The Spy and the Traitor by Ben Macintyre details the extraordinary story of one of the most important Russian spy in history. There’s always the saying that a person had single-handedly changed the course of history, and nowhere could that be more true than with the story of Oleg Gordievsky. As with so many other spy stories throughout history, this almost reads as a fiction novel at certain points in the story. It’s just incredible and unbelievable at the same time. The amount of time and effort poured forth by both the author and Oleg himself to get this story out must have been a massive effort yet here we are with this book.

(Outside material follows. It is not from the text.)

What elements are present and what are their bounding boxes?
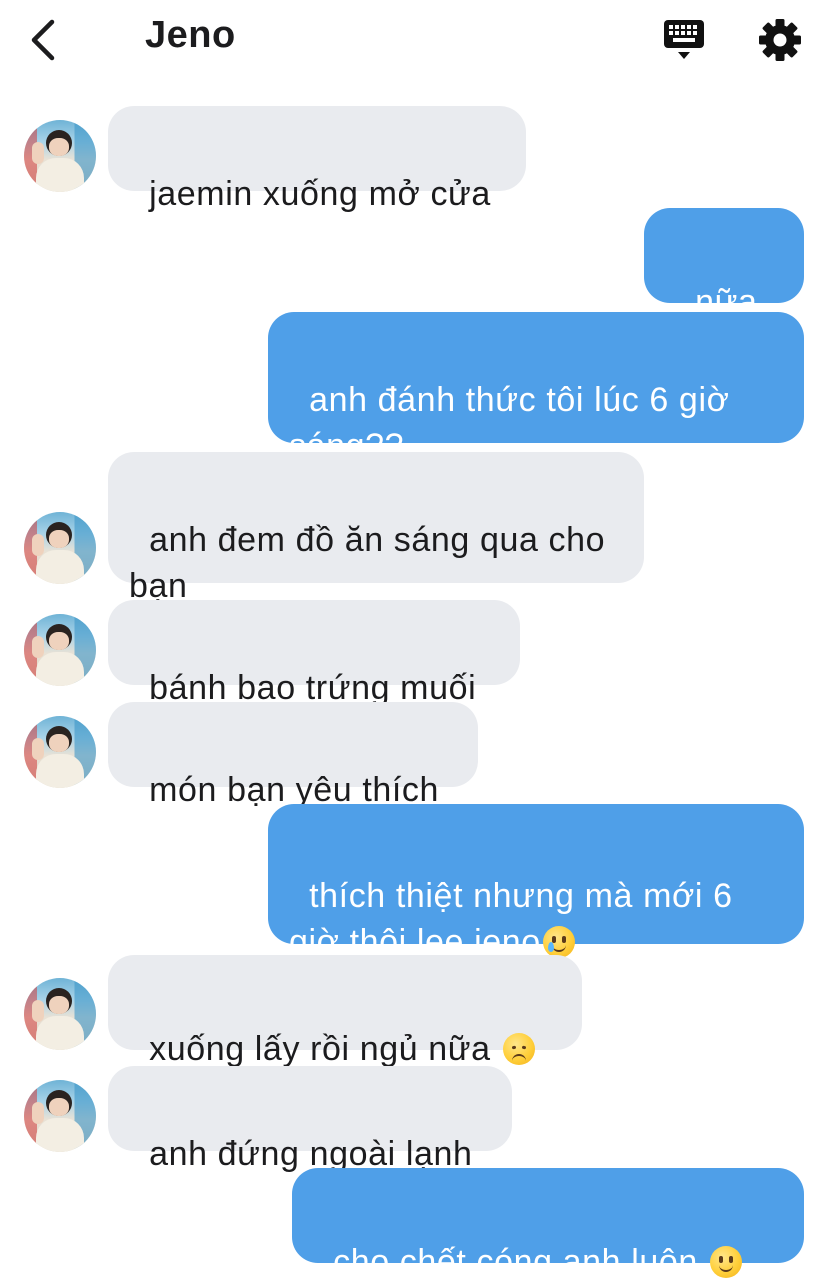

“The relationship between a person and the state is one thing, and the relationship of two loving people is completely different.”

Leila Gordievsky

The last 30% of this book must have been one of the most thrilling non-fiction I’ve read in quite some time. The events really did play out like a long movie sequence in my head. The author’s writing style leaves nothing to the imagination. It’s upfront and presents the facts with precision but, more importantly, without boring the readers with details that likely either won’t matter or will be forgotten soon afterward. The chapters always ends with you wanting to continue with the story without it needing to be a cliffhanger. At around 400+ pages, it’s still considered a fairly long read for many, but time just flew by while I was chopping away at the pages.

Once you knew a man’s weakness, you could snare and manipulate him. Disloyalty was not a sin, but an operational tool.

Ben Macintyre

One thing of note though is that the publisher shouldn’t have put the photos along with the captions in between the later chapters, which spoiled the ending. Obviously, many readers such as myself have zero clue on who Oleg is prior to reading this book, and so we had no idea whether he would have survived or not during his various return trips to Moscow. The pictures have clearly spoiled a few of those assumptions prior to the conclusion of the book. Although it was still exhilarating to read, nonetheless, certain pictures should have been published after the story had ended.

“Fear by night, and a feverish effort by day to pretend enthusiasm for a system of lies, was the permanent condition of the Soviet citizen.”

Robert Conquest

Make no mistake about it. The Spy and the Traitor makes for a must-read if you’re looking for some spy action. Although Oleg did very much to help the world better understand the mindset of the Russians during the Cold War, this story as presented by the author isn’t intended to be a deep dive into that psychology itself. If you’re interested in learning of the actual Cold War itself, more reading would be necessary elsewhere. As it stands, though, it still made for a breathless read for amateur history buffs like myself, especially during and after the second world war era.